INDORAYATODAY.COM — Pemerintah Kabupaten Bogor, Jawa Barat, tengah menyiapkan proyek strategis pelebaran Jalan Bojonggede-Citayam. Langkah penataan kawasan ini diklaim sebagai upaya mendongkrak aksesibilitas mobilitas publik sekaligus membenahi sanitasi lingkungan yang selama ini dikeluhkan warga.
Bupati Bogor Rudy Susmanto mengonfirmasi bahwa proyek infrastruktur tersebut sudah resmi masuk ke dalam tahap perencanaan pada tahun anggaran ini. Fokus penataan ruas jalan utama ini akan membentang dari kawasan Bambu Kuning hingga wilayah Citayam.
“Tahun ini kita perencanaan pelebaran jalan dari mulai Bambu Kuning hingga Citayam,” kata Rudy seusai memimpin kegiatan gotong royong di Cibinong, Kabupaten Bogor, Senin, 6 Juli 2026.
Rudy menjelaskan, konsep penataan koridor Bojonggede-Citayam sengaja dirancang secara terintegrasi. Artinya, Pemkab Bogor tidak hanya memperlebar badan jalan untuk mengurai kemacetan, tetapi juga melakukan normalisasi aliran sungai di sekitarnya.
Normalisasi ini dinilai krusial guna membangun sistem sanitasi lingkungan yang lebih sehat dan meminimalisasi potensi luapan air ke jalan saat curah hujan tinggi.
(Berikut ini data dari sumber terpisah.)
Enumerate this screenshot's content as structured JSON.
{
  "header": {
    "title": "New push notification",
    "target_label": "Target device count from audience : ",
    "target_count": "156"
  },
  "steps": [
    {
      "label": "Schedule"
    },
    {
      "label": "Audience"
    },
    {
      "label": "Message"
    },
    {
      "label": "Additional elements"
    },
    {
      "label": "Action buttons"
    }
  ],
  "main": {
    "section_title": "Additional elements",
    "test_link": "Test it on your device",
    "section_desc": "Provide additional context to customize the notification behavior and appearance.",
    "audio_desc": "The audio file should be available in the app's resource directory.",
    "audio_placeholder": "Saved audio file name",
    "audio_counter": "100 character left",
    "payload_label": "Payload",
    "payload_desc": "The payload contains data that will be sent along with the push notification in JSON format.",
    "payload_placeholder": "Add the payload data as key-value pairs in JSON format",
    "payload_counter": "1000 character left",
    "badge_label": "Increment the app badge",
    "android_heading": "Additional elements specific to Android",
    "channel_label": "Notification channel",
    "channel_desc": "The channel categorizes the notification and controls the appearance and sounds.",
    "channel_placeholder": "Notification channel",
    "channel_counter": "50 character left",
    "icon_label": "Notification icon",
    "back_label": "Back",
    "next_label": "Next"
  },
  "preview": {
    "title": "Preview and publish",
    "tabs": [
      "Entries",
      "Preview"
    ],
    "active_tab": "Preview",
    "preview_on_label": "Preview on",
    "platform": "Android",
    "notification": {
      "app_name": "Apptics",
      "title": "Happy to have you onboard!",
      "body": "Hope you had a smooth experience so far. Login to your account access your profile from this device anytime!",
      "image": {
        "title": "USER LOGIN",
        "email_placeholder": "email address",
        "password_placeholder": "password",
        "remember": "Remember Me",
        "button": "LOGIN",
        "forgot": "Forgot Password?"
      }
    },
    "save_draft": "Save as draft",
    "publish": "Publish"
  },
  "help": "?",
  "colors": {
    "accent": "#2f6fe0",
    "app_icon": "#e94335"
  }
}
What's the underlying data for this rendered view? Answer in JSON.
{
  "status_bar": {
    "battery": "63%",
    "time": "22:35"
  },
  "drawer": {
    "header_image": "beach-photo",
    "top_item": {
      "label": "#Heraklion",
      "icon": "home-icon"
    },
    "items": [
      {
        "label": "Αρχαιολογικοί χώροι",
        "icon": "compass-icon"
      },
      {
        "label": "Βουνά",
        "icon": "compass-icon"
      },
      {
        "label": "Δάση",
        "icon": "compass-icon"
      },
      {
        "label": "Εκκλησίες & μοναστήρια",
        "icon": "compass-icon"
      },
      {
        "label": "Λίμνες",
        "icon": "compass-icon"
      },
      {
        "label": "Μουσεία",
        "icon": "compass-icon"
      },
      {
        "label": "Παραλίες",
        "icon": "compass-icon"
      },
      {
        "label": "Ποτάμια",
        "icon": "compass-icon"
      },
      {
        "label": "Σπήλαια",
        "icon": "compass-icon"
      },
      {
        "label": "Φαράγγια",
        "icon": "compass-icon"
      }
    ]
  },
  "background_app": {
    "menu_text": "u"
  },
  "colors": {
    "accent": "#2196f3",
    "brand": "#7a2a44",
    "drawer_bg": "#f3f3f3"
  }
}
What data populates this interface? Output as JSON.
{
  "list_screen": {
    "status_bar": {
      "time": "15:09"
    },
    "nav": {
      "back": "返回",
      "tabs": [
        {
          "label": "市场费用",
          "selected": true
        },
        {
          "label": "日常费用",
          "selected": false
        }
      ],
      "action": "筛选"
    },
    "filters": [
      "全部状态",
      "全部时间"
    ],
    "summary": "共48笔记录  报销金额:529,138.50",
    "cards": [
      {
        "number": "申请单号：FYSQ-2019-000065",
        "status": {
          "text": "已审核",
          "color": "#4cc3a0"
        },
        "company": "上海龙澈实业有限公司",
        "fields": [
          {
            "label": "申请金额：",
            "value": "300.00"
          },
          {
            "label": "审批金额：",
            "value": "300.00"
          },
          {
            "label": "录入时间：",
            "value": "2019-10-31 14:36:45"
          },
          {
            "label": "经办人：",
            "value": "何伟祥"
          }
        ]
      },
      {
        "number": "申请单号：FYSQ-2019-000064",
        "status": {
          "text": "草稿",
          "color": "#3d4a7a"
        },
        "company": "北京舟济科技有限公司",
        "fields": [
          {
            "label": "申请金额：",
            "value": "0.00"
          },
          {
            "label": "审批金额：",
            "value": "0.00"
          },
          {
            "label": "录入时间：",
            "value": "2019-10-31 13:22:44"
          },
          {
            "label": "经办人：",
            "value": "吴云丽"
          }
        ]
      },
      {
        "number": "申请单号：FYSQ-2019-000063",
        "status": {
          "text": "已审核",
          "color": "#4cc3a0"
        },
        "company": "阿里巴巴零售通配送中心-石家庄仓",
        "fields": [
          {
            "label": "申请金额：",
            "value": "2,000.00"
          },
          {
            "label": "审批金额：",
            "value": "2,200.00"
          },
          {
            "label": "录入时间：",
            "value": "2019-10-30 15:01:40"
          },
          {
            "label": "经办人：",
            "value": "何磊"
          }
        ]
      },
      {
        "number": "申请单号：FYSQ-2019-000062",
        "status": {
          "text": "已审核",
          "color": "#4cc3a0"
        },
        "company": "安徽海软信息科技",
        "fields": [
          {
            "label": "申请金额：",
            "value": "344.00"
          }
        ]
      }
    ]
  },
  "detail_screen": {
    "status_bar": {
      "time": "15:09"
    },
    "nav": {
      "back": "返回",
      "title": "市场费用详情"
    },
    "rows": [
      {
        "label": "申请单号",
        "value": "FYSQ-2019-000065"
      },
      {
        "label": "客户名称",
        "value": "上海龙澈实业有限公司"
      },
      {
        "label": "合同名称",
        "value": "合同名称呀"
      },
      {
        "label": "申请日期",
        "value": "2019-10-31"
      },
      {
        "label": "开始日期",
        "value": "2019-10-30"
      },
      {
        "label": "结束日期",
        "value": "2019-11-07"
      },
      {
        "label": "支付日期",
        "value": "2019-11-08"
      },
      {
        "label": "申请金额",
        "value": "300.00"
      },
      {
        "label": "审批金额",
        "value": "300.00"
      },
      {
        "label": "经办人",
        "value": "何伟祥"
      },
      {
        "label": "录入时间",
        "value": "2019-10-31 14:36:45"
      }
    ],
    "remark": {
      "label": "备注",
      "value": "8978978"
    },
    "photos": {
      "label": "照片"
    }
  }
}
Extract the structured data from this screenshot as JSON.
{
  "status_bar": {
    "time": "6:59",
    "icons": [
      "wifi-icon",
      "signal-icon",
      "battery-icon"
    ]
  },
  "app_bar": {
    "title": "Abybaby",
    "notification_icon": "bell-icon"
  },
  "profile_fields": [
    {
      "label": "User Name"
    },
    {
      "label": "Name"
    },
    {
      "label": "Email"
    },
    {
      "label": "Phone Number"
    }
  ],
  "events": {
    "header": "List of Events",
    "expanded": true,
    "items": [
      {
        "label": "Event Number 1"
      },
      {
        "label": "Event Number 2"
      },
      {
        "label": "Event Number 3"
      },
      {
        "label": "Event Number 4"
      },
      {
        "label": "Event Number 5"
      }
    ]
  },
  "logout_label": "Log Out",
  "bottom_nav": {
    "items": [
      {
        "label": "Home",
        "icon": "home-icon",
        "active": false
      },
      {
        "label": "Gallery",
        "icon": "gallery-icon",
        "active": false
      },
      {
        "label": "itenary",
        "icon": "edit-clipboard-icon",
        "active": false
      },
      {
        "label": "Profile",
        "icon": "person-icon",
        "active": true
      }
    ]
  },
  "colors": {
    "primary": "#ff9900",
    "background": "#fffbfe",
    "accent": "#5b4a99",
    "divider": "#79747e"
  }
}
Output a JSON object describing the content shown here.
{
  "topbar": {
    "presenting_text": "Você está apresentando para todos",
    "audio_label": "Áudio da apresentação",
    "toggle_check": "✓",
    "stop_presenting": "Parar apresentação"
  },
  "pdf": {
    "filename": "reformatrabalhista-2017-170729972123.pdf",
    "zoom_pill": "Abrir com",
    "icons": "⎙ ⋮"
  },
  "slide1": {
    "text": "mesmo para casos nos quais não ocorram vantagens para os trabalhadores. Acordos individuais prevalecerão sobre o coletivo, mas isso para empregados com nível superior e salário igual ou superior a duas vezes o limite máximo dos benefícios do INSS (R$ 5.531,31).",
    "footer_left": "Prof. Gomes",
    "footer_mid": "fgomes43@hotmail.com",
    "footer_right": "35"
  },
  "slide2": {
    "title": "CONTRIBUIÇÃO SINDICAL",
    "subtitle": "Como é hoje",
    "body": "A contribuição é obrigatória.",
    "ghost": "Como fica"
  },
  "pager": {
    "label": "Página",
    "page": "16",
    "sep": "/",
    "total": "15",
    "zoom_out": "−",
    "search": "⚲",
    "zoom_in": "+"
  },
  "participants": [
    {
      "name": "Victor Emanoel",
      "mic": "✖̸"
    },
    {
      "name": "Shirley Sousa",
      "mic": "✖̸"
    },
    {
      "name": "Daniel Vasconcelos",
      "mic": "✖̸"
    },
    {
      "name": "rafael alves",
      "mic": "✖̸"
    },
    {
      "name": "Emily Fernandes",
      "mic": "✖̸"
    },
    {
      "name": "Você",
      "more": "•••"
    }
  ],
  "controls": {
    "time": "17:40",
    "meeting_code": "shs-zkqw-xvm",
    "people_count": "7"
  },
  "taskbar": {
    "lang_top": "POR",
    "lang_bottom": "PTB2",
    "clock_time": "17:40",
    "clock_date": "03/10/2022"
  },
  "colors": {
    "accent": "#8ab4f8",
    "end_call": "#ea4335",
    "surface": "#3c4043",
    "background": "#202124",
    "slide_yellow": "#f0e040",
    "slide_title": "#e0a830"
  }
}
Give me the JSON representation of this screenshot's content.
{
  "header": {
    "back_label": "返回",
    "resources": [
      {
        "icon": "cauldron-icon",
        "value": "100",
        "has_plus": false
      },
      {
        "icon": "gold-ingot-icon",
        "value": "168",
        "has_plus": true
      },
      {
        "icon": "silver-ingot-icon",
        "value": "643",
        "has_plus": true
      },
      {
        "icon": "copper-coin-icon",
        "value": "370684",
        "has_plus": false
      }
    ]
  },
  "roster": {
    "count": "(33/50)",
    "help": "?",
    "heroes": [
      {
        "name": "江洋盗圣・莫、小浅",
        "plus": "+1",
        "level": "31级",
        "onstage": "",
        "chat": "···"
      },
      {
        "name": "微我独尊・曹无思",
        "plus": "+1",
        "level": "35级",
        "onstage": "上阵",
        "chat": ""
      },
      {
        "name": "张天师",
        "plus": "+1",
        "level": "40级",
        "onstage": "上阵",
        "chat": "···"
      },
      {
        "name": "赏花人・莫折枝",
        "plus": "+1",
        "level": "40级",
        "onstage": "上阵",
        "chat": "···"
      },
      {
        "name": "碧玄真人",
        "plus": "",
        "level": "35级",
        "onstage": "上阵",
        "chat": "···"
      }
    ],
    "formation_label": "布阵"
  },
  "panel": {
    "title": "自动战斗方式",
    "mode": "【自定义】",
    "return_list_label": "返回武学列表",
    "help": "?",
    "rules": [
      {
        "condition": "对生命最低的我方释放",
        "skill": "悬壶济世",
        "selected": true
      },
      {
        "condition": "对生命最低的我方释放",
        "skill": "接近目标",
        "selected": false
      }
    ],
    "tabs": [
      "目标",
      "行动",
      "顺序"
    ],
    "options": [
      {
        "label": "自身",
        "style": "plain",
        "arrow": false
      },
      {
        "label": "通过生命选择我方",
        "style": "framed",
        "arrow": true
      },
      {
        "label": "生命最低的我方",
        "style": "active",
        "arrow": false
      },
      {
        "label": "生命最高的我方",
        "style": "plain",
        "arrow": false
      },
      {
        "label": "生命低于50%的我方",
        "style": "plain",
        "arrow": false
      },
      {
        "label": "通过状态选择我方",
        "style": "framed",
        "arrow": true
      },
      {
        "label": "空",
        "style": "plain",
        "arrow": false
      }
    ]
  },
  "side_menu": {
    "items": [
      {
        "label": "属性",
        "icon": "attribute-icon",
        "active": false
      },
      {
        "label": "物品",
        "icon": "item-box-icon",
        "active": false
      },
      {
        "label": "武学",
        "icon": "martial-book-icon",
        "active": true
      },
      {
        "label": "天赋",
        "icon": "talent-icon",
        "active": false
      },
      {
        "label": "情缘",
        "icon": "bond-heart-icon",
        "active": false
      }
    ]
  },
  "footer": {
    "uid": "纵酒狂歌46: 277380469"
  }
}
Kendati demikian, Rudy meminta masyarakat yang tinggal di sepanjang koridor jalan tersebut untuk bersiap karena pemerintah akan segera menggelar sosialisasi dalam waktu dekat.
“Ini kepentingan masyarakat banyak. Kami tidak mau mengganggu masyarakat kami sendiri, tetapi masyarakat Citayam juga berharap memiliki sanitasi air, sanitasi lingkungan yang baik, dan jalan yang bagus,” ujar Rudy menegaskan.
Satu hal yang menjadi catatan penting dalam proyek ini adalah efisiensi anggaran daerah. Rudy menuturkan, proyek pelebaran Jalan Bojonggede-Citayam diproyeksikan tidak akan menelan anggaran besar untuk ganti rugi tanah, karena sama sekali tidak memerlukan proses pembebasan lahan milik warga.
Pemerintah daerah akan mengoptimalkan pemanfaatan area bantaran sungai yang secara hukum berada di bawah kewenangan pengairan dan pengelolaan negara.
Selain koridor tersebut, Rudy menambahkan bahwa Pemkab Bogor secara paralel akan merekonstruksi ruas Jalan Tegar Beriman—tepatnya dari kawasan McDonald’s hingga Bambu Kuning. Perbaikan total ini terpaksa dilakukan lantaran lapisan aspal dan fondasi jalan mengalami kerusakan struktural akibat desakan akar-akar pohon besar di median jalan.
Ia berharap, rangkaian perbaikan infrastruktur jalan di kawasan penyangga ini dapat segera mendongkrak kualitas pelayanan publik serta memperlancar urat nadi perekonomian warga Bojonggede dan sekitarnya.